Eagle Computer Inc., already engaged in a desperate search for new financing, a merger partner or an outright buyer, said Tuesday that it lost $2.4 million in the second quarter of its fiscal year, bringing total losses in the last 2 1/2 years to more than $40 million.
"It's been bleak for over a year and it's not getting better," said Gary Kappenman, chairman and chief executive of the Garden Grove company. "It's getting worse."
For the second quarter, which ended Dec. 28, Eagle had sales of $1.5 million, down 73% from $5.7 million a year earlier--when the company had a one-time sale of $4 million worth of computers to China. Losses a year ago were $1.7 million.

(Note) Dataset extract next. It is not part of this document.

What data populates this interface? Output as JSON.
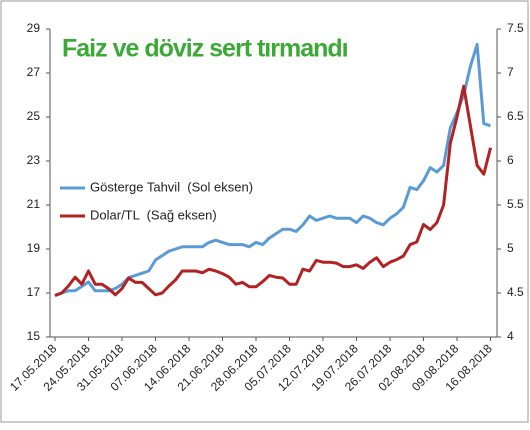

Kappenman, who has been heading Eagle's difficult turnaround effort for the last 18 months, said the primary activity at Eagle these days is concentrated on selling the company's dwindling assets.
Last week, Eagle transferred its sales operations to a subsidiary of the Korean company that already manufactures Eagle's only computers.
The deal leaves Eagle with no ongoing operations. Royalty fees from the Korean companies are its only steady revenue source.
Kappenman said the company is willing to sell its technology, the income tax credits from its string of losses, or even the entire company. "Of course we'd sell the company," he said. "We'll sell anything."
He said that laying off nearly 30 employees last week had put him in a "down mood" and added that, although he believes that Eagle will find the cash it needs to resume operations, "the real question is, how much pain will be involved in getting there?"
In the last six months, Kappenman has said repeatedly that Eagle needs at least $4 million to bring its new computer line to the market.
Without the new product, he has said, Eagle will never be able to turn itself around.